Juin 2021, un Boeing Air France effectuant une liaison Paris-New York sort miraculeusement d’une zone de très fortes turbulences. Branle-bas de combat chez les contrôleurs aériens et dans les services de renseignement : le même avion transportant les mêmes passagers a atterri trois mois plus tôt, lui aussi après une tempête majeure. Un signe avant-coureur de l’Apocalypse, l’apparition d’un trou de ver dans l’atmosphère terrestre, la copie issue d’une super imprimante, le bug d’une simulation globale dans laquelle nous serions tous prisonniers ? Les meilleurs scientifiques et les représentants de toutes les religions sont sollicités pour expliquer l’incompréhensible. Il faut vivre avec le paradoxe, notamment pour les membres de l’équipage et les passagers du vol, à la fois ceux du mois de mars et ceux du mois de juin, leurs doubles identiques qui n’ont simplement pas vécu les trois derniers mois.
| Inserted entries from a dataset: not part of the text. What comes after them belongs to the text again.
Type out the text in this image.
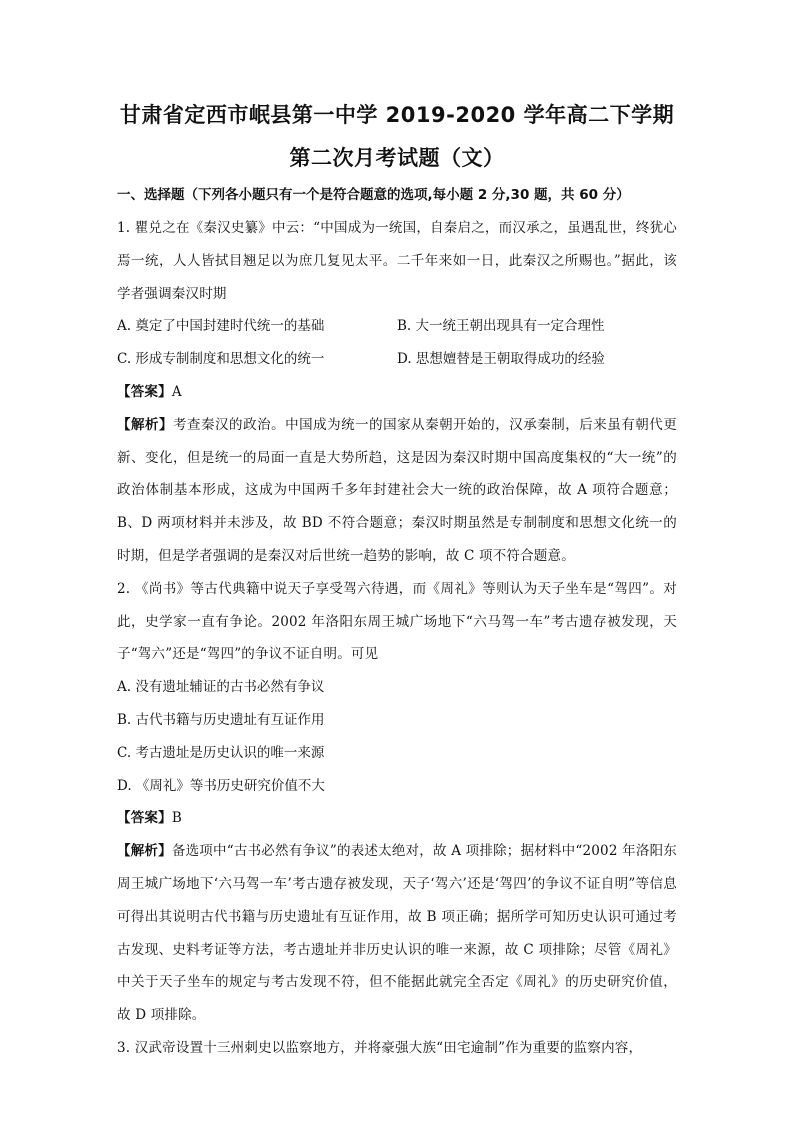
甘肃省定西市岷县第一中学 2019-2020 学年高二下学期
第二次月考试题（文）
一、选择题（下列各小题只有一个是符合题意的选项,每小题 2 分,30 题，共 60 分）
1. 瞿兑之在《秦汉史纂》中云：“中国成为一统国，自秦启之，而汉承之，虽遇乱世，终犹心焉一统，人人皆拭目翘足以为庶几复见太平。二千年来如一日，此秦汉之所赐也。”据此，该学者强调秦汉时期
A. 奠定了中国封建时代统一的基础	B. 大一统王朝出现具有一定合理性
C. 形成专制制度和思想文化的统一	D. 思想嬗替是王朝取得成功的经验
【答案】A
【解析】考查秦汉的政治。中国成为统一的国家从秦朝开始的，汉承秦制，后来虽有朝代更新、变化，但是统一的局面一直是大势所趋，这是因为秦汉时期中国高度集权的“大一统”的政治体制基本形成，这成为中国两千多年封建社会大一统的政治保障，故 A 项符合题意；B、D 两项材料并未涉及，故 BD 不符合题意；秦汉时期虽然是专制制度和思想文化统一的时期，但是学者强调的是秦汉对后世统一趋势的影响，故 C 项不符合题意。
2. 《尚书》等古代典籍中说天子享受驾六待遇，而《周礼》等则认为天子坐车是“驾四”。对此，史学家一直有争论。2002 年洛阳东周王城广场地下“六马驾一车”考古遗存被发现，天子“驾六”还是“驾四”的争议不证自明。可见
A. 没有遗址辅证的古书必然有争议
B. 古代书籍与历史遗址有互证作用
C. 考古遗址是历史认识的唯一来源
D. 《周礼》等书历史研究价值不大
【答案】B
【解析】备选项中“古书必然有争议”的表述太绝对，故 A 项排除；据材料中“2002 年洛阳东周王城广场地下‘六马驾一车’考古遗存被发现，天子‘驾六’还是‘驾四’的争议不证自明”等信息可得出其说明古代书籍与历史遗址有互证作用，故 B 项正确；据所学可知历史认识可通过考古发现、史料考证等方法，考古遗址并非历史认识的唯一来源，故 C 项排除；尽管《周礼》中关于天子坐车的规定与考古发现不符，但不能据此就完全否定《周礼》的历史研究价值，故 D 项排除。
3. 汉武帝设置十三州刺史以监察地方，并将豪强大族“田宅逾制”作为重要的监察内容，
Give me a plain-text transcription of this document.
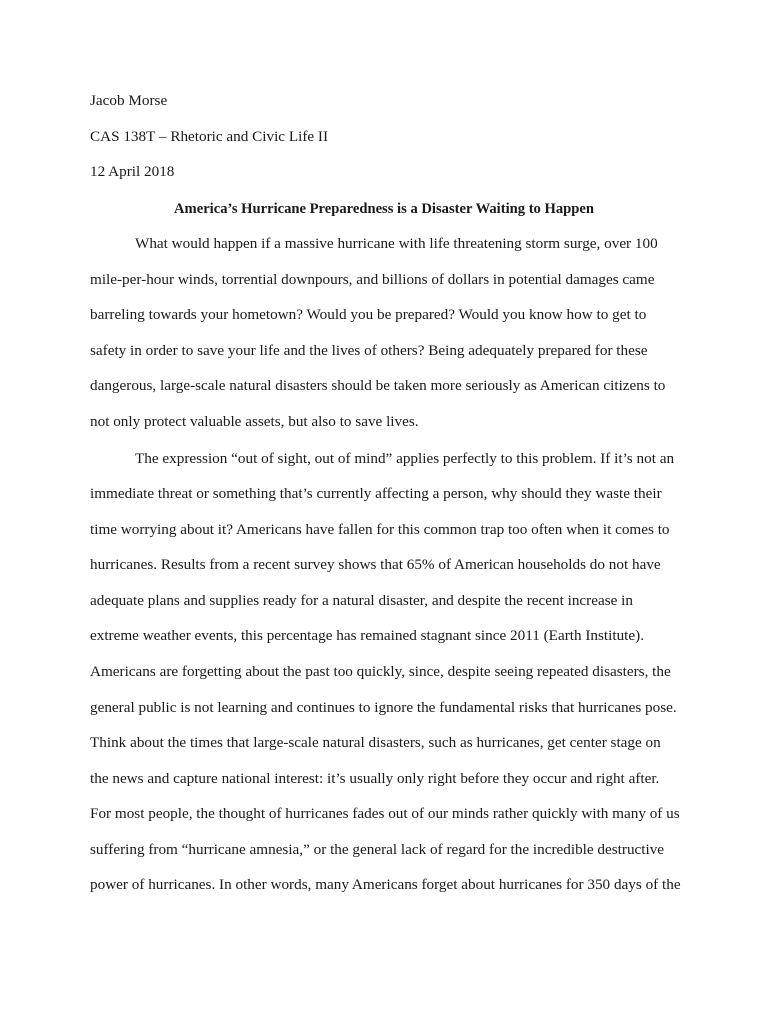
Jacob Morse
CAS 138T – Rhetoric and Civic Life II
12 April 2018
America’s Hurricane Preparedness is a Disaster Waiting to Happen
What would happen if a massive hurricane with life threatening storm surge, over 100
mile-per-hour winds, torrential downpours, and billions of dollars in potential damages came
barreling towards your hometown? Would you be prepared? Would you know how to get to
safety in order to save your life and the lives of others? Being adequately prepared for these
dangerous, large-scale natural disasters should be taken more seriously as American citizens to
not only protect valuable assets, but also to save lives.
The expression “out of sight, out of mind” applies perfectly to this problem. If it’s not an
immediate threat or something that’s currently affecting a person, why should they waste their
time worrying about it? Americans have fallen for this common trap too often when it comes to
hurricanes. Results from a recent survey shows that 65% of American households do not have
adequate plans and supplies ready for a natural disaster, and despite the recent increase in
extreme weather events, this percentage has remained stagnant since 2011 (Earth Institute).
Americans are forgetting about the past too quickly, since, despite seeing repeated disasters, the
general public is not learning and continues to ignore the fundamental risks that hurricanes pose.
Think about the times that large-scale natural disasters, such as hurricanes, get center stage on
the news and capture national interest: it’s usually only right before they occur and right after.
For most people, the thought of hurricanes fades out of our minds rather quickly with many of us
suffering from “hurricane amnesia,” or the general lack of regard for the incredible destructive
power of hurricanes. In other words, many Americans forget about hurricanes for 350 days of the
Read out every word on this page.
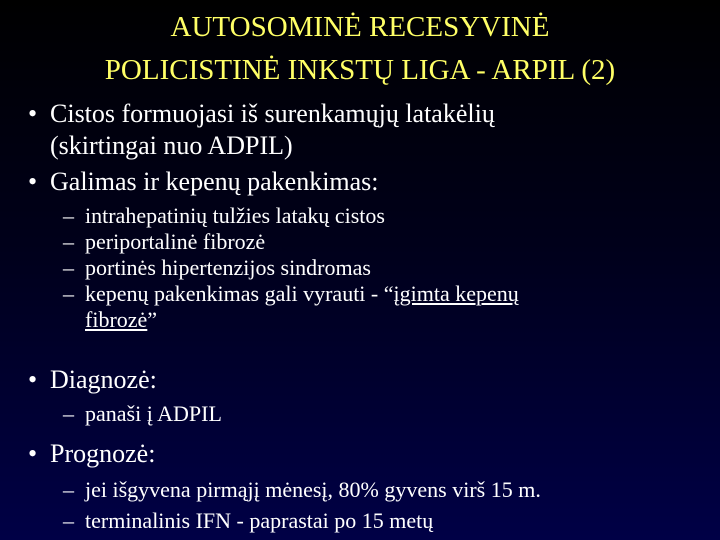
AUTOSOMINĖ RECESYVINĖ
POLICISTINĖ INKSTŲ LIGA - ARPIL (2)
• Cistos formuojasi iš surenkamųjų latakėlių
(skirtingai nuo ADPIL)
• Galimas ir kepenų pakenkimas:
– intrahepatinių tulžies latakų cistos
– periportalinė fibrozė
– portinės hipertenzijos sindromas
– kepenų pakenkimas gali vyrauti - “įgimta kepenų
fibrozė”
• Diagnozė:
– panaši į ADPIL
• Prognozė:
– jei išgyvena pirmąjį mėnesį, 80% gyvens virš 15 m.
– terminalinis IFN - paprastai po 15 metų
La lecture ces dernières semaines de L’Anomalie m’a offert une bonne distraction en cette période au combien anormale. Le roman d’Hervé Le Tellier fut en novembre 2020 le premier livre se rattachant à la science-fiction à recevoir les honneurs du prix Goncourt. En réalité, il s’agit d’un mélange de genres littéraires, qui correspondent chacun à un passager différent (le tueur à gages, le pilote de l’avion, l’architecte parisien, la fille d’un soldat américain…). C’est un hommage au mouvement oulipien qui cimente la structure globale et permet à l’auteur de jouer avec les lecteurs, en ouvrant avec un style fluide des portes qu’il ne referme pas toujours.
Efficace sans être inoubliable, le roman pose la question des frontières de notre réalité en abolissant la barrière mentale du double soi et en observant les conséquence sur une palette de protagonistes. Comment va réagir le couple en devenant trio ? Peut-on survivre à un cancer incurable si l’on anticipe de trois mois son diagnostic ? Quel espoir placer dans une histoire d’amour si l’on sait qu’elle s’est terminée pour les doubles au cours des trois mois envolés ? Cela peut-il constituer un atout de rencontrer un autre soi qui nous connaît par cœur ? Que retenir de l’être proche mais finalement incompris qui brutalement se défenestre en ne laissant que des lettres ?
Après que l’événement anormal a fait sortir nos existences de leurs parcours tracés, ne serait-il pas fascinant d’imaginer ce qu’aurait été la vie de nos doubles virtuels épargnés par l’épidémie ? Alors que nous sommes depuis longtemps confinés avec nous-mêmes, sans doute trouverions-nous dans l’exercice matière à préparer la sortie des intempéries.